Making Your Athlete Faster Is NOT “Just Run More”Anna Woods
In this drill, we are focusing on the efficiency of “leaning forward from the ankles” as we jump and hop forward, allowing the clean angle of the body from ankle to shoulders to stay in line as we move–propelling us forward, naturally. Then we discussed staying tight through the core, glutes and thighs. We did this drill in 2-foot hops, forward/side/backwards. As we got better with this movement we tied in the importance of the elbow drive to add to this forward lean and movement efficiency, keeping elbows and shoulders relaxed acting as drivers as we hop.
I’ve been doing a lot of research lately about the concept of speed in running and movement. The old idea amongst coaches and strength coaches is to run more to get faster or to get in better shape, but kids that do not run fast most often do not run fast because their body movement is inefficient. Therefore running more doesn’t make an already inefficient runner, faster! It makes them more tired and even more inefficient, leaving them prone to fatigue and injury.
These gaps in speed slow up a team and the sport.

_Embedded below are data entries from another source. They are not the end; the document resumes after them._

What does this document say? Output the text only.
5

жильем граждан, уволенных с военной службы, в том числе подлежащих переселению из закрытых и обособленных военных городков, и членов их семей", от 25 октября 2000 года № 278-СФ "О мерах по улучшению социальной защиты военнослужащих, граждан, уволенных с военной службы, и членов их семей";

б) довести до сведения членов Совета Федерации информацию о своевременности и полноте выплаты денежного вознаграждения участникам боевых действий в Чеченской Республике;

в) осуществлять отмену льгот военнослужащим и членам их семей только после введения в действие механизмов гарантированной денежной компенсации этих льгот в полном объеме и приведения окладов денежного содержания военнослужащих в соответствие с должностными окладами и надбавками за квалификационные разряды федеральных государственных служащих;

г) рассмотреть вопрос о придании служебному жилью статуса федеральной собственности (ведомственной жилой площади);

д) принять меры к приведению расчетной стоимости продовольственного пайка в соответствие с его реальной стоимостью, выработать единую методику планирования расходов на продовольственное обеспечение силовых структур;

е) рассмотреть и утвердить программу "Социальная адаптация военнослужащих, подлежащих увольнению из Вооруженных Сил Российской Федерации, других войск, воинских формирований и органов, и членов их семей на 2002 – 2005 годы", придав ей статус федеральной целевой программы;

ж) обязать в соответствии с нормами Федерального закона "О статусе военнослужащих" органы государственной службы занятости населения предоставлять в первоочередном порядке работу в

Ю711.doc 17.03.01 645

I’ve been focusing more on helping the young people I’m working with understand how the body moves and therefore what running requires in the body. I feel if I spend time teaching these kids basic fundamentals of movement and add in ways to be efficient at them, the body will develop a better pattern of running and jumping. And my hope is that the athlete will become more efficient as a whole. Which equates to less fatigue and more speed. Again the old adage of “more is better” is being disproved again.